Morocco has a population of about 4,000 to 4,500 Jews, out of a total of 32.5 million people. Most live in Casablanca, home to six schools that teach nearly 600 children.

“Here in Casablanca, we are very proud of the quality of Jewish identity and life enhanced by our schools. Even our 4-year-olds are fluent in Hebrew and prayers,” said the parent and former student. “Another source of pride is that nearly 100 percent of our students graduate each year.”

JDC supports two Jewish school systems in Morocco, Ozar HaTorah and Alliance.

Ozar HaTorah runs a special computer literacy class benefiting both students and teachers, and runs intensive tutorial classes in French and mathematics for students struggling to participate at their grade level.

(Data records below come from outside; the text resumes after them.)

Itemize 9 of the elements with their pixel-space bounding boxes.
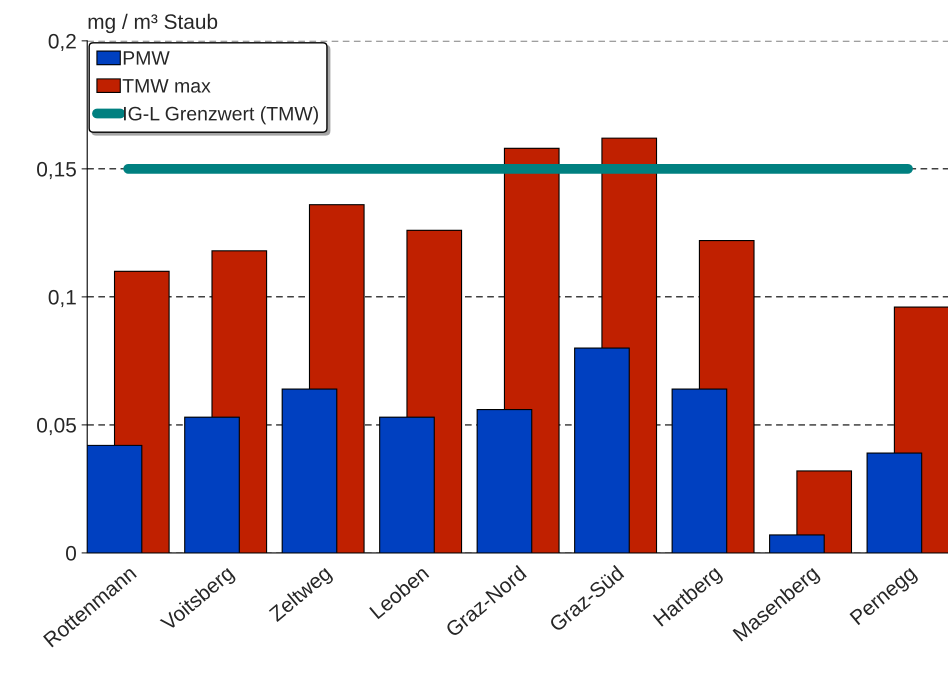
- y-axis-title: mg / m³ Staub: [88, 14, 218, 34]
- y-tick-label: 0: [66, 546, 76, 561]
- legend-label: PMW: [124, 51, 170, 65]
- legend-label: IG-L Grenzwert (TMW): [124, 106, 318, 124]
- y-tick-label: 0,05: [37, 418, 76, 436]
- y-tick-label: 0,2: [48, 34, 76, 52]
- y-tick-label: 0,1: [48, 290, 76, 308]
- y-tick-label: 0,15: [37, 162, 76, 180]
- legend-label: TMW max: [122, 79, 211, 93]
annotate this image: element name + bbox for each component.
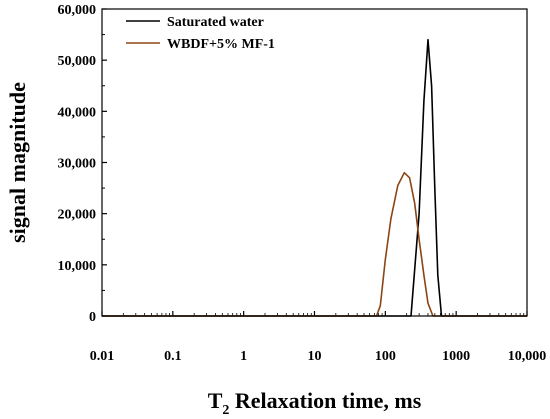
legend: Saturated water WBDF+5% MF-1 [126, 15, 275, 52]
x-axis-title-subscript: 2 [222, 403, 229, 418]
y-axis-ticks: 0 10,000 20,000 30,000 40,000 50,000 60,000 [58, 3, 107, 325]
x-axis-ticks: 0.01 0.1 1 10 100 1000 10,000 [90, 311, 547, 364]
series-line [102, 38, 527, 317]
y-tick-label: 20,000 [58, 208, 97, 223]
y-axis-title: signal magnitude [5, 82, 30, 243]
x-tick-label: 10 [308, 349, 322, 364]
x-axis-title-rest: Relaxation time, ms [229, 388, 421, 413]
x-tick-label: 0.01 [90, 349, 115, 364]
x-tick-label: 100 [375, 349, 396, 364]
y-tick-label: 30,000 [58, 157, 97, 172]
series-line [102, 171, 527, 317]
y-tick-label: 10,000 [58, 259, 97, 274]
x-tick-label: 1000 [442, 349, 470, 364]
y-tick-label: 40,000 [58, 105, 97, 120]
x-tick-label: 0.1 [164, 349, 182, 364]
legend-label: WBDF+5% MF-1 [167, 37, 275, 52]
x-axis-title-main: T [208, 388, 223, 413]
series-group [102, 38, 527, 317]
x-tick-label: 10,000 [508, 349, 547, 364]
y-tick-label: 50,000 [58, 54, 97, 69]
plot-frame [101, 8, 528, 317]
y-tick-label: 0 [89, 310, 96, 325]
x-axis-title: T2 Relaxation time, ms [208, 388, 422, 418]
legend-label: Saturated water [167, 15, 264, 30]
y-tick-label: 60,000 [58, 3, 97, 18]
x-tick-label: 1 [240, 349, 247, 364]
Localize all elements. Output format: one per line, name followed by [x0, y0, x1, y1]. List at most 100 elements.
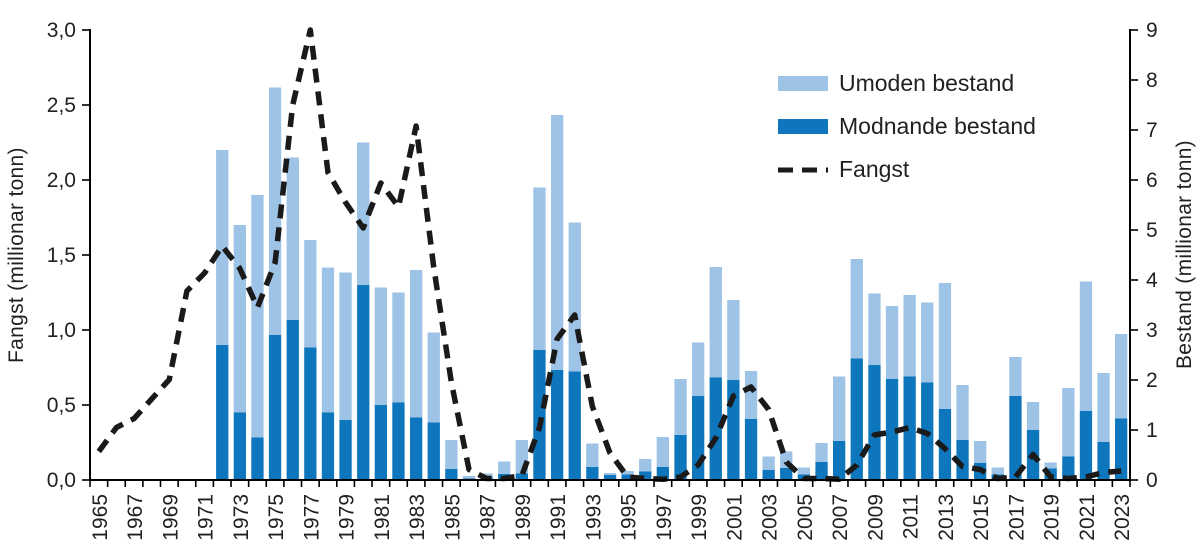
right-tick-label: 7	[1146, 119, 1158, 142]
umoden-swatch-icon	[778, 75, 828, 91]
bar-umoden-2013	[938, 283, 952, 409]
bar-umoden-1985	[445, 440, 458, 469]
bar-umoden-1983	[410, 270, 423, 418]
bar-umoden-2002	[744, 371, 758, 419]
fangst-line	[96, 27, 1122, 483]
bar-modnande-2009	[868, 365, 881, 480]
bar-modnande-2010	[885, 379, 899, 480]
legend-label-fangst: Fangst	[839, 155, 910, 182]
bar-modnande-1998	[674, 435, 687, 480]
x-tick-label-1967: 1967	[124, 494, 147, 541]
bar-umoden-1999	[692, 342, 705, 396]
bar-modnande-1979	[339, 420, 352, 480]
bar-modnande-2013	[938, 409, 952, 480]
x-tick-label-2009: 2009	[864, 494, 887, 541]
right-tick-label: 2	[1146, 369, 1158, 392]
bar-umoden-2001	[727, 300, 740, 380]
bar-umoden-2012	[921, 302, 934, 383]
bar-umoden-1981	[374, 287, 387, 405]
bar-umoden-2022	[1097, 373, 1110, 442]
right-tick-label: 9	[1146, 19, 1158, 42]
bar-umoden-1994	[603, 473, 617, 475]
bar-modnande-1976	[286, 320, 299, 480]
x-tick-label-1991: 1991	[547, 494, 570, 541]
legend-label-modnande: Modnande bestand	[839, 112, 1036, 139]
x-tick-label-2021: 2021	[1076, 494, 1099, 541]
legend-item-umoden: Umoden bestand	[778, 70, 1036, 96]
x-tick-label-2005: 2005	[794, 494, 817, 541]
x-tick-label-1987: 1987	[477, 494, 500, 541]
bar-umoden-2018	[1026, 402, 1040, 430]
bar-umoden-2008	[850, 259, 863, 359]
bar-umoden-2003	[762, 456, 775, 470]
left-tick-label: 0,5	[47, 394, 76, 417]
left-tick-label: 2,0	[47, 169, 76, 192]
bar-umoden-1972	[216, 150, 229, 345]
bar-modnande-1992	[568, 371, 581, 480]
x-tick-label-2015: 2015	[970, 494, 993, 541]
x-tick-label-2013: 2013	[935, 494, 958, 541]
x-tick-label-2007: 2007	[829, 494, 852, 541]
bar-modnande-1984	[427, 422, 440, 480]
x-tick-label-2011: 2011	[900, 494, 923, 539]
bar-modnande-1972	[216, 345, 229, 480]
bar-umoden-1991	[551, 115, 564, 370]
bar-umoden-2015	[974, 441, 987, 463]
bar-modnande-1991	[551, 370, 564, 480]
x-tick-label-1973: 1973	[230, 494, 253, 541]
bar-umoden-1982	[392, 292, 405, 403]
bar-modnande-1994	[603, 475, 617, 480]
bar-modnande-1995	[621, 474, 634, 480]
bar-umoden-1998	[674, 379, 687, 435]
x-tick-label-1999: 1999	[688, 494, 711, 541]
bar-umoden-1986	[462, 476, 476, 479]
legend-item-fangst: Fangst	[778, 156, 1036, 182]
bar-umoden-1974	[251, 195, 264, 438]
x-tick-label-1989: 1989	[512, 494, 535, 541]
bar-umoden-2010	[885, 306, 899, 379]
x-tick-label-2001: 2001	[723, 494, 746, 541]
bar-modnande-2008	[850, 358, 863, 480]
bar-modnande-2006	[815, 462, 828, 480]
bar-umoden-1992	[568, 222, 581, 372]
left-axis-title: Fangst (millionar tonn)	[5, 147, 28, 363]
bar-umoden-1997	[656, 437, 669, 467]
bar-modnande-2002	[744, 419, 758, 480]
bar-modnande-1989	[515, 473, 528, 480]
x-tick-label-2019: 2019	[1041, 494, 1064, 541]
x-tick-label-1981: 1981	[371, 494, 394, 541]
left-tick-label: 2,5	[47, 94, 76, 117]
legend: Umoden bestand Modnande bestand Fangst	[778, 70, 1036, 182]
bar-modnande-2007	[833, 441, 846, 480]
bar-modnande-1983	[410, 417, 423, 480]
tick-labels: 0,0 0,5 1,0 1,5 2,0 2,5 3,0 0 1 2 3 4 5 6 7 8 9 1965 1967 1…	[47, 19, 1158, 541]
bar-modnande-1978	[321, 412, 335, 480]
bar-modnande-1985	[445, 469, 458, 480]
bar-umoden-2006	[815, 443, 828, 462]
right-axis-title: Bestand (millionar tonn)	[1173, 140, 1196, 370]
bar-umoden-1973	[233, 225, 246, 413]
bar-umoden-1988	[498, 461, 511, 474]
modnande-swatch-icon	[778, 118, 828, 134]
bar-umoden-1980	[357, 142, 370, 285]
bar-modnande-1980	[357, 285, 370, 480]
bar-modnande-2020	[1062, 456, 1075, 480]
bar-umoden-2005	[797, 467, 810, 475]
x-tick-label-1965: 1965	[89, 494, 112, 541]
bar-umoden-1984	[427, 332, 440, 423]
bar-modnande-1990	[533, 350, 546, 480]
bar-modnande-1982	[392, 402, 405, 480]
right-tick-label: 8	[1146, 69, 1158, 92]
bar-umoden-1995	[621, 471, 634, 475]
bar-umoden-2000	[709, 267, 722, 378]
legend-item-modnande: Modnande bestand	[778, 113, 1036, 139]
bar-modnande-2014	[956, 440, 969, 480]
bar-modnande-2004	[780, 468, 793, 480]
bar-umoden-2011	[903, 295, 916, 377]
bar-modnande-2023	[1115, 418, 1128, 480]
x-tick-label-1979: 1979	[336, 494, 359, 541]
x-tick-label-1969: 1969	[159, 494, 182, 541]
right-tick-label: 6	[1146, 169, 1158, 192]
bar-umoden-2016	[991, 467, 1004, 475]
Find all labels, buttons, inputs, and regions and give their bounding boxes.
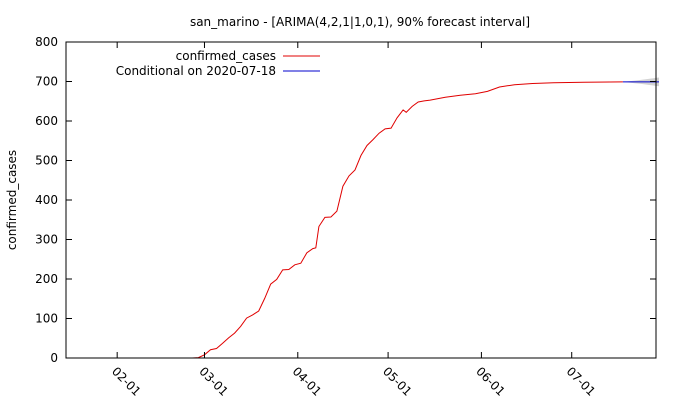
x-tick-label: 05-01: [380, 364, 415, 399]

More than 100 students with learning disabilities receive special instruction at two of the four Alliance schools.

A scholarship fund established by JDC provides tuition assistance to children from needy and low-income families at both schools, as well as school supplies.

Jacky Sebbag, the school director of the Ozar HaTorah Neve Shalom primary school, takes his responsibility to his teachers and pupils seriously.

“We spend the holidays thinking about what we need and making sure that everything is ready for the beginning of the year: the teachers, the programs, the classes, the decorations, the materials and equipment,” he said. “Besides teaching and education, we’re also responsible for our pupils’ well-being, which is also an important part of their education.”

And for Sebbag’s students, back to school in Casablanca is the same as in Los Angeles or Philadelphia — the same mix of “afraid and impatient at the same time.”

“I am very nervous on the first day of school. I take a lot of time choosing what I’m going to wear the first day,” one student said. “I can’t wait to sit in the classroom with my friends, but I also don’t want too much homework. I hope I get to sit next to my best friend and that my teacher is nice.”

For JDC, investing in Jewish schools in Morocco accomplishes two goals: it provides a sense of security for local parents that their children will grow up with a Jewish educational foundation, and it is critical in raising the next generation of engaged leaders and securing the future of Moroccan Jewry.